Interview with Diana Marincu
Romania at the 56th edition of the International Art Exhibition – la Biennale di Venezia.
Author: Gabriela Mateescu
Published on: 31.03.2015
Gabriela Mateescu: Congratulation on the selection of your project. We can say that this year Romania covers all the media. Can you please elaborate the subject of the exhibition Inventing the truth. On Fiction and Reality?
Diana Marincu : Thank you, I appreciate your interest in the exhibition and I hope we will see you at the opening, on the 8th of May.
The starting point of this exhibition was the interest I have noticed along the years in a new way of approaching the archive, as a flexible and unpredictable concept in contemporary Romanian art, and the use of history through the insertion of fiction in the process of interpretation. Of course, fiction, as an instrument for understanding the past, is not only a way of turning true facts into invented stories, it is not a lie. It is rather a convention standing for the need to see the invisible story, the anonymous and personal narrative, the “repressed other of historical discourse”, in the words of Michel de Certeau. This insertion of fiction in the “official” narrative I think opens up a new way of imagining possibilities and outcomes not only the past, but for the future as well. The second conceptual path that the visitors can take in the exhibition is the use of fiction in the everyday life relationship we build with the objects around us – the concepts used by Alex Mirutziu were very helpful in clarifying this – „bureaucratic objects” and „ontological design”. Our interaction with the silent objects is very relevant to the way we construct our identity and our physical development according to this relation. Alex’s research focuses a lot on an object-oriented philosophy and turns to the invisible effect that bodies in space have on each other – be they humans or objects. In the end, this exhibition should function as a relevant space in which we question both ourselves and the history of others – anonymous people, unknown objects, foreign places etc.
GM: How did you select the artists? I know you`ve worked with some of them from as far as the exhibition Pasaj at The National Museum of Contemporary Art – Anexa, third floor
DM: I have previously worked with all of them in different ways. It is true that with Michele Bressan, Lea Rasovszky and Larisa Sitar I had a recent collaboration in the form of the exhibition we did in May 2014, Pasaj (exhibition produced by Ephemair Association and opened on The White Night of the Galleries); but with the others I also had a professional relation derived from the fact that I wrote about their works and exhibitions. Whenever I write about an artist I try to meet him/her, get to know them more, understand their way of thinking and acting. I believe in this role of an involved art critic, not in a distanced one who analyzes what is out there in the exhibition without connecting what is seen with what is behind it, as part of the process of artistic creation or research.
The selection for this exhibition, Inventing the Truth. On Fiction and Reality, came naturally, having in mind the works I already knew from these six artists, works not yet made but about which I had already a clear idea (or about which I had conversations with the artists). I gave carte blanche to two of the artists, Lea Rasovszky and Alex Mirutziu. I always enjoy working in different ways according to the practice of each artist. I invited all of them to make proposals, to talk about their projects and I also left a bit of room for surprise.

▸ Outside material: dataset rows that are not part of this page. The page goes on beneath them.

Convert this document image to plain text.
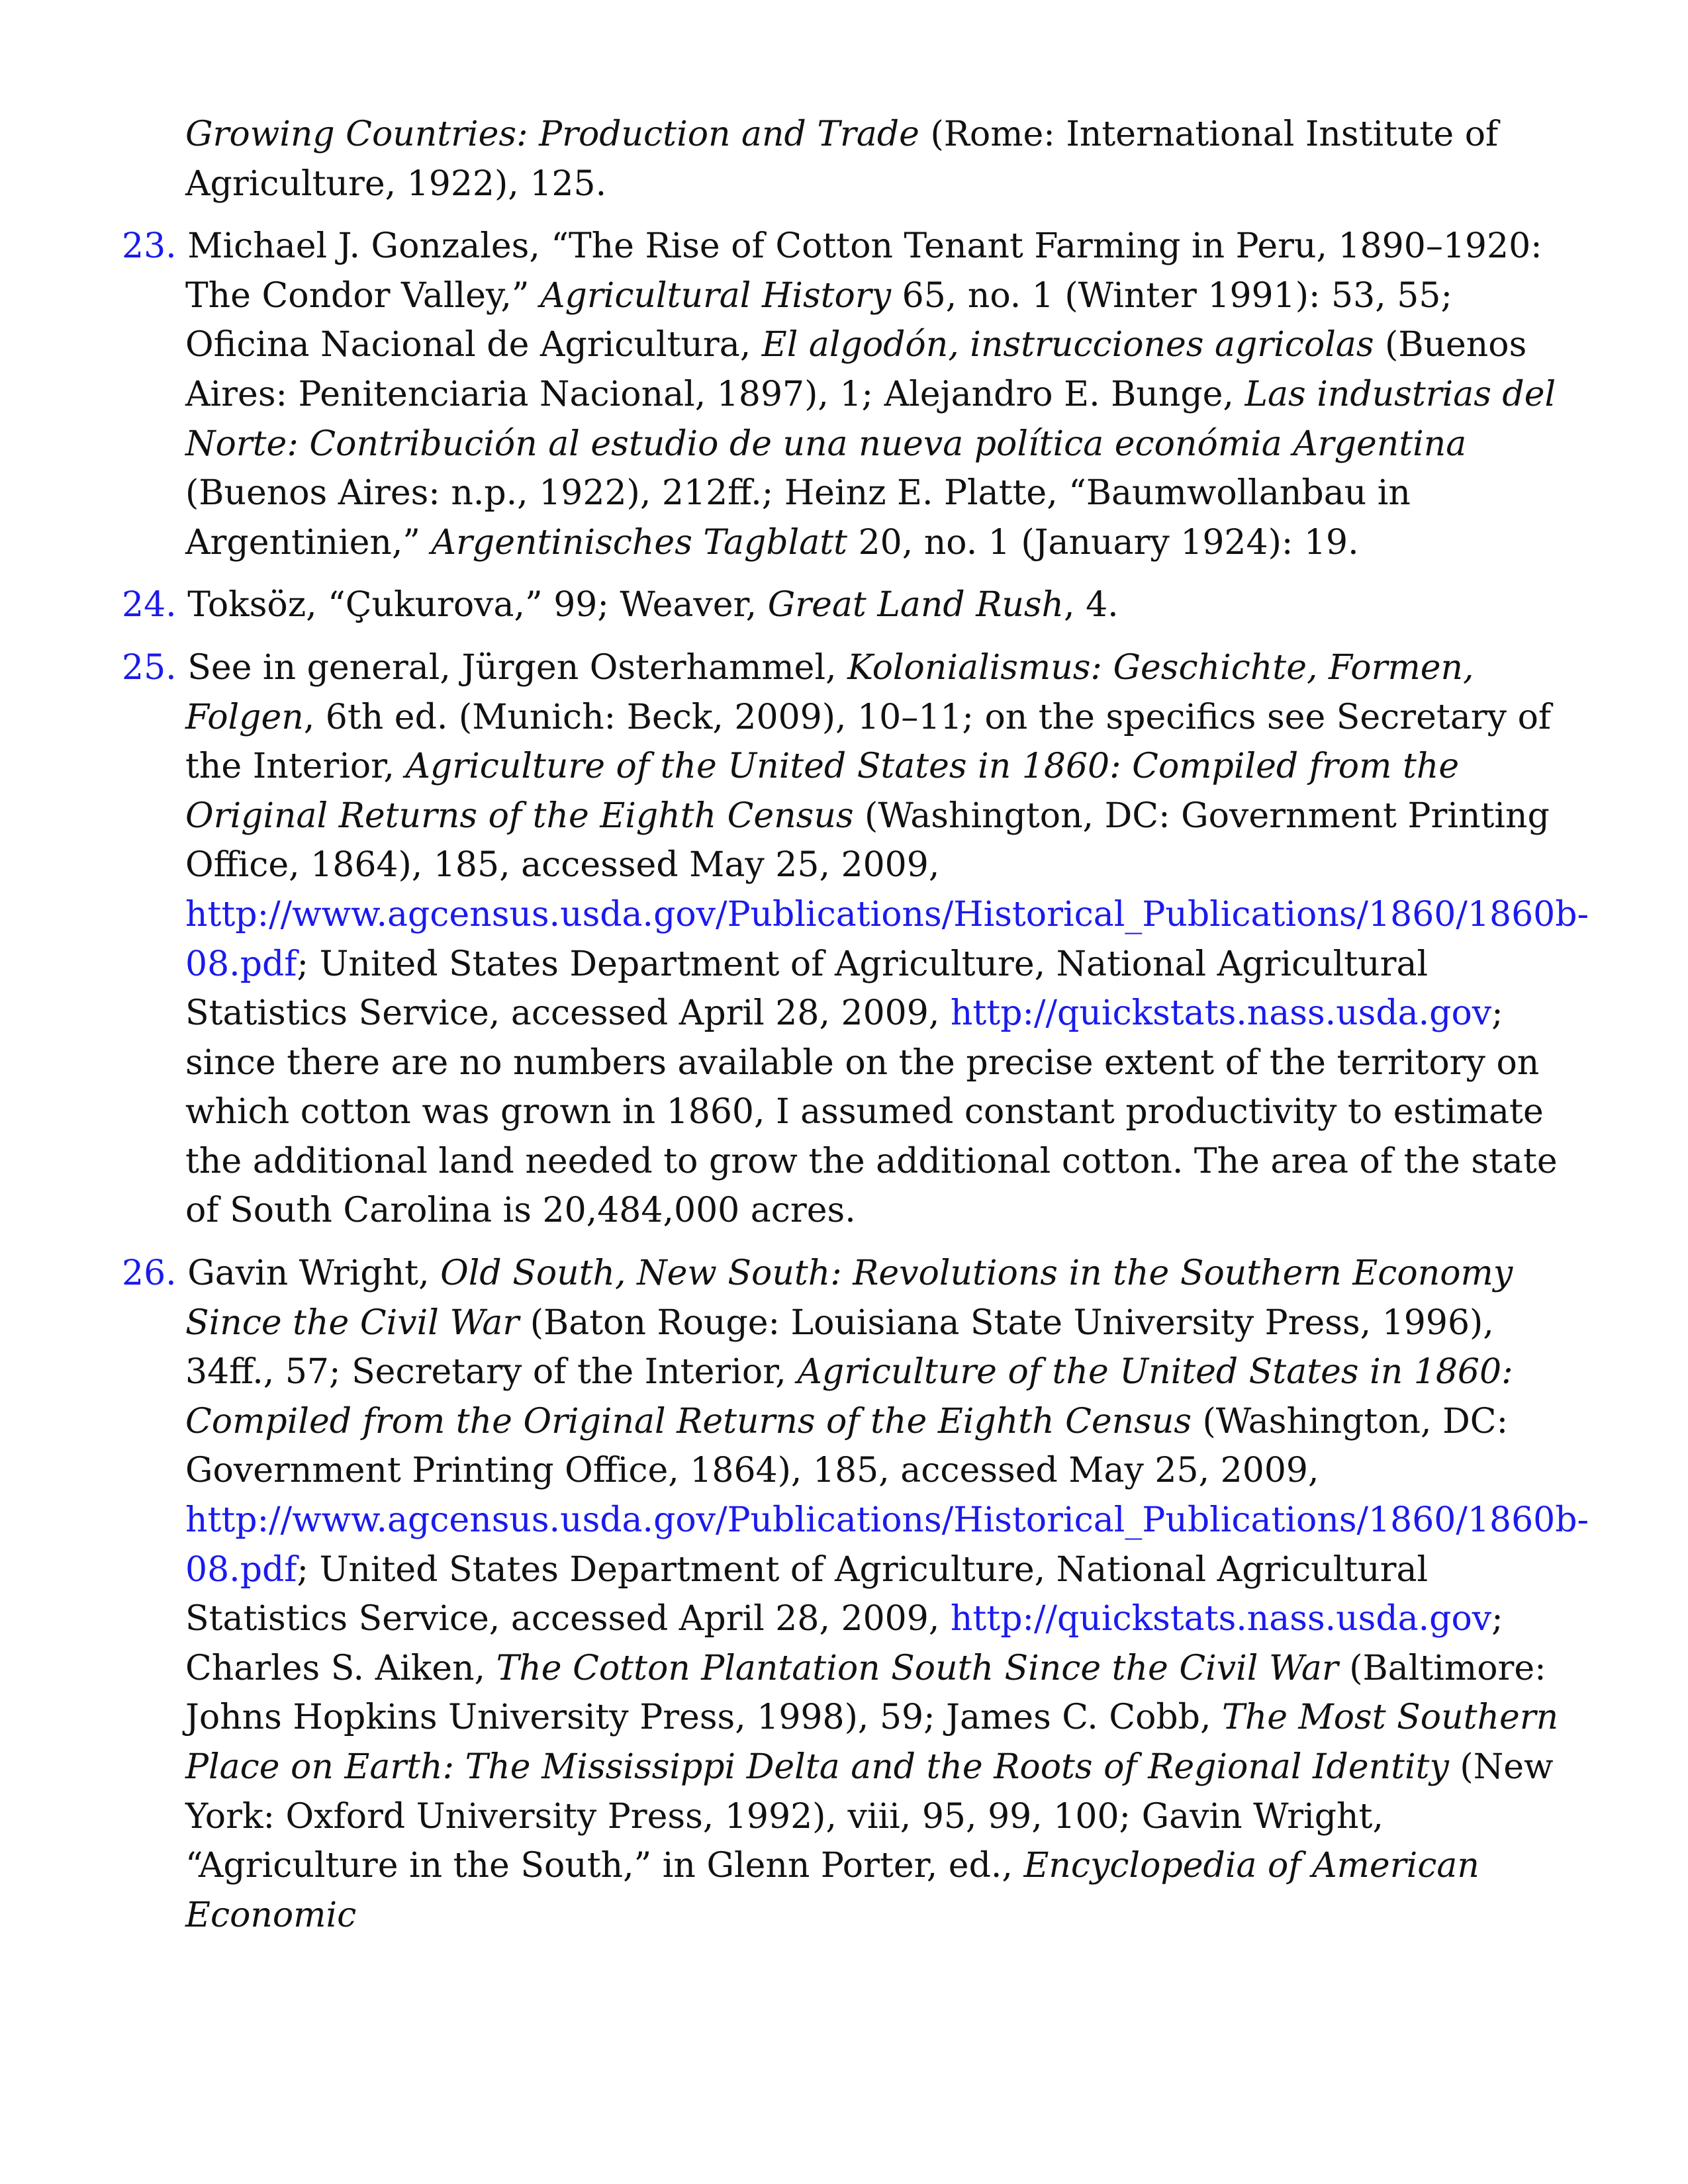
Growing Countries: Production and Trade (Rome: International Institute of Agriculture, 1922), 125.

23. Michael J. Gonzales, “The Rise of Cotton Tenant Farming in Peru, 1890–1920: The Condor Valley,” Agricultural History 65, no. 1 (Winter 1991): 53, 55; Oficina Nacional de Agricultura, El algodón, instrucciones agricolas (Buenos Aires: Penitenciaria Nacional, 1897), 1; Alejandro E. Bunge, Las industrias del Norte: Contribución al estudio de una nueva política económia Argentina (Buenos Aires: n.p., 1922), 212ff.; Heinz E. Platte, “Baumwollanbau in Argentinien,” Argentinisches Tagblatt 20, no. 1 (January 1924): 19.

24. Toksöz, “Çukurova,” 99; Weaver, Great Land Rush, 4.

25. See in general, Jürgen Osterhammel, Kolonialismus: Geschichte, Formen, Folgen, 6th ed. (Munich: Beck, 2009), 10–11; on the specifics see Secretary of the Interior, Agriculture of the United States in 1860: Compiled from the Original Returns of the Eighth Census (Washington, DC: Government Printing Office, 1864), 185, accessed May 25, 2009, http://www.agcensus.usda.gov/Publications/Historical_Publications/1860/1860b-08.pdf; United States Department of Agriculture, National Agricultural Statistics Service, accessed April 28, 2009, http://quickstats.nass.usda.gov; since there are no numbers available on the precise extent of the territory on which cotton was grown in 1860, I assumed constant productivity to estimate the additional land needed to grow the additional cotton. The area of the state of South Carolina is 20,484,000 acres.

26. Gavin Wright, Old South, New South: Revolutions in the Southern Economy Since the Civil War (Baton Rouge: Louisiana State University Press, 1996), 34ff., 57; Secretary of the Interior, Agriculture of the United States in 1860: Compiled from the Original Returns of the Eighth Census (Washington, DC: Government Printing Office, 1864), 185, accessed May 25, 2009, http://www.agcensus.usda.gov/Publications/Historical_Publications/1860/1860b-08.pdf; United States Department of Agriculture, National Agricultural Statistics Service, accessed April 28, 2009, http://quickstats.nass.usda.gov; Charles S. Aiken, The Cotton Plantation South Since the Civil War (Baltimore: Johns Hopkins University Press, 1998), 59; James C. Cobb, The Most Southern Place on Earth: The Mississippi Delta and the Roots of Regional Identity (New York: Oxford University Press, 1992), viii, 95, 99, 100; Gavin Wright, “Agriculture in the South,” in Glenn Porter, ed., Encyclopedia of American Economic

GM: Can you tell me more about each of the individual works of the artists and how they connect to each other?
DM: The two main approaches of the theme in this exhibition can be summarized as follows: one of the conceptual lines of thought relates to a nonchalant and informal understanding of history, a hidden story than can be reformulated according to the intrusion of fiction in the process of interpretation. Fiction can be seen as a disturbing noise or as a prop that one can use to fill in the blanks. On the other hand, fiction is also an everyday instrument used to explore options for the reality in which we live in or the limited possibilities we are confronted with. But in this case fiction is not day dreaming, but rather a technique of grasping what is not so obviously delivered to us by reality. It is a way of relating to our everyday life in a poetic way, it makes you see the invisible…
The three artists I have developed the first research path, regarding historical narratives, are Carmen Dobre-Hametner, Ștefan Sava, and Larisa Sitar. Carmen’s photographic project is a very consistent research focused on many issues relating to reenactment as a strategy for understanding history and for bringing past facts in the proximity of the now, the present life. She discovered a very interesting site called The Soviet Bunker, in Vilnius, Lithuania, where tourists come to experience the trauma of communism.